We’re encountering an odd case where a Vault leader is being replaced by a single follower that is restarted in a cluster of 3. I’m running vault 1.15.4 running on GKE and deployed by helm version 0.26.1.
- The leader was vault-0, I deleted one of the followers vault-1, and once vault-1 pod was created it became the current leader.
- I then deleted vault-2 (follower), and pod vault-0 became the leader.
- I deleted the current leader vault-0 and the new vault-1. became the leader (expected behavior)

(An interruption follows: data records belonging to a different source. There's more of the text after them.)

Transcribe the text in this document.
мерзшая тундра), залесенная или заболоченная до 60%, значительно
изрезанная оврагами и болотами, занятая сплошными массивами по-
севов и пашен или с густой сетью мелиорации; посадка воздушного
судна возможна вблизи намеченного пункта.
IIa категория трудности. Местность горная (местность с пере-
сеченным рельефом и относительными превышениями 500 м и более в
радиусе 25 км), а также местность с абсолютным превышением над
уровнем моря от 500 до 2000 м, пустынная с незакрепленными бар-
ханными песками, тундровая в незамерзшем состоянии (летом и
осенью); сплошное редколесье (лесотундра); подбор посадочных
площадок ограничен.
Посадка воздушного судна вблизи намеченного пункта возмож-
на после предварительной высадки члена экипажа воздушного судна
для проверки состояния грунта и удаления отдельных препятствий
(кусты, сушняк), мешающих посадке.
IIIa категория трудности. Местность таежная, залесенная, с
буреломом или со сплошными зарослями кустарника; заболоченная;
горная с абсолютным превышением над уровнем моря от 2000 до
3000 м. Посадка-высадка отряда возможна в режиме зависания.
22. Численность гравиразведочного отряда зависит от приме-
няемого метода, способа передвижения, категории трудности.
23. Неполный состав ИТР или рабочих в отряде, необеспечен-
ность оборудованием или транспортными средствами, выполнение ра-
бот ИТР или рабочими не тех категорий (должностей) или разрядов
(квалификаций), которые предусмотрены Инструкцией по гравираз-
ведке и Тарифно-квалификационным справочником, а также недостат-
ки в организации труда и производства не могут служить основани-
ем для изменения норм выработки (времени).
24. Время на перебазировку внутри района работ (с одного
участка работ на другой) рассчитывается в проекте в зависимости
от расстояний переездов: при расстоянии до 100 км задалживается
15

I was expecting a real HA scenario where on steps 1 and 2 (follower deletion), the leader should continue to be the same without triggering the leader election.
Here’s my config:
listener "tcp" {
tls_disable = false
address = "0.0.0.0:8200"
cluster_address = "0.0.0.0:8201"
http_read_timeout = "600s"
tls_cert_file = "tls.crt"
tls_key_file = "tls.key"
tls_client_ca_file = "tls.ca"
}
telemetry {
prometheus_retention_time = "12h"
disable_hostname = true
enable_hostname_label = true
}
seal "gcpckms" {
project = "abc"
key_ring = "abc"
crypto_key = "abc"
}
storage "raft" {
path = "/vault/data"
retry_join {
leader_api_addr = "https://vault-0:8200"
leader_ca_cert_file = "ca.crt"
leader_client_cert_file = "tls.crt"
leader_client_key_file = "tls.key"
}
retry_join {
leader_api_addr = "https://vault-1:8200"
leader_ca_cert_file = "ca.crt"
leader_client_cert_file = "tls.crt"
leader_client_key_file = "tls.key"
}
retry_join {
leader_api_addr = "https://vault-2:8200"
leader_ca_cert_file = "ca.crt"
leader_client_cert_file = "tls.crt"
leader_client_key_file = "tls.key"
}
performance_multiplier = 1
}
service_registration "kubernetes" {}